Dans un rapport distinct publié plus tôt cette année, la NHTSA a déclaré qu'il y avait « relativement peu de recherches » soutenant l'idée selon laquelle la concentration de THC dans le sang peut être utilisée pour déterminer l'affaiblissement des facultés , remettant à nouveau en question les lois de plusieurs États qui fixent des limites « per se » pour les métabolites cannabinoïdes.

« Plusieurs États ont défini légalement les déficiences dues au cannabis, mais relativement peu de recherches ont permis de confirmer leur lien avec le risque d’accident », indique le rapport. « Contrairement au consensus des chercheurs qui établit une corrélation claire entre [le taux d’alcoolémie] et le risque d’accident, la concentration de drogue dans le sang n’est pas corrélée à la déficience de la conduite. »

De même, un chercheur du ministère de la Justice (DOJ) a déclaré en février que les États devraient peut-être « abandonner l’idée » selon laquelle les facultés affaiblies par la marijuana peuvent être testées en fonction de la concentration de THC dans le système d’une personne .

« Si vous comparez les utilisateurs chroniques aux utilisateurs occasionnels, ils ont des concentrations très différentes corrélées à des effets différents », a déclaré Frances Scott, scientifique physique au Bureau des sciences d'investigation et médico-légales du National Institute of Justice (NIJ) sous l'égide du DOJ.

Cette question a également été examinée dans une récente étude financée par le gouvernement fédéral qui a identifié deux méthodes différentes pour tester plus précisément la consommation récente de THC , ce qui tient compte du fait que les métabolites du cannabinoïde peuvent rester présents dans l'organisme d'une personne pendant des semaines ou des mois après la consommation.

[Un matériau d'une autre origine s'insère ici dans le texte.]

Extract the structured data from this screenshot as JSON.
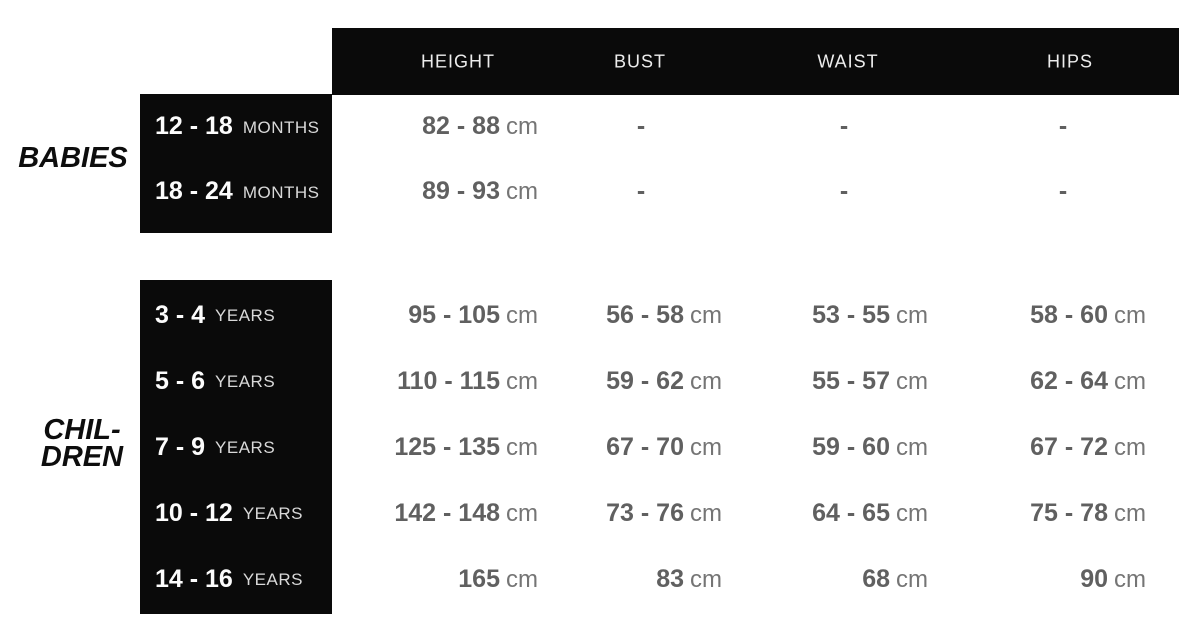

En 2022, le sénateur John Hickenlooper (D-CO) a envoyé une lettre au ministère des Transports (DOT) et à la NHTSA pour demander une mise à jour sur l'état d'avancement d'un rapport fédéral sur les tests effectués sur les conducteurs sous l'influence du THC . Le ministère était tenu de terminer le rapport en vertu d'un projet de loi sur les infrastructures à grande échelle signé par le président Joe Biden (D), mais il n'a pas respecté ce délai et on ne sait pas combien de temps cela prendra encore .

L’été dernier, un rapport du Congrès sur un projet de loi relatif aux transports, au logement et au développement urbain et aux agences connexes (THUD) indiquait que la commission des crédits de la Chambre « continue de soutenir le développement d’une norme objective pour mesurer les facultés affaiblies par la marijuana et d’un test de sobriété sur le terrain connexe pour assurer la sécurité routière ».

Une étude publiée en 2019 a conclu que ceux qui conduisent à la limite légale de THC – qui se situe généralement entre deux et cinq nanogrammes de THC par millilitre de sang – n'étaient pas statistiquement plus susceptibles d'être impliqués dans un accident par rapport aux personnes qui n'ont pas consommé de marijuana.

Par ailleurs, le Congressional Research Service a déterminé en 2019 que si « la consommation de marijuana peut affecter les temps de réaction et les performances motrices d’une personne… les études sur l’impact de la consommation de marijuana sur le risque d’un conducteur d’être impliqué dans un accident ont produit des résultats contradictoires, certaines études constatant un risque accru ou nul d’accident dû à la consommation de marijuana. »

Une autre étude de 2022 a révélé que fumer de la marijuana riche en CBD n’avait « aucun impact significatif » sur la capacité de conduite , malgré le fait que tous les participants à l’étude dépassaient la limite per se de THC dans leur sang.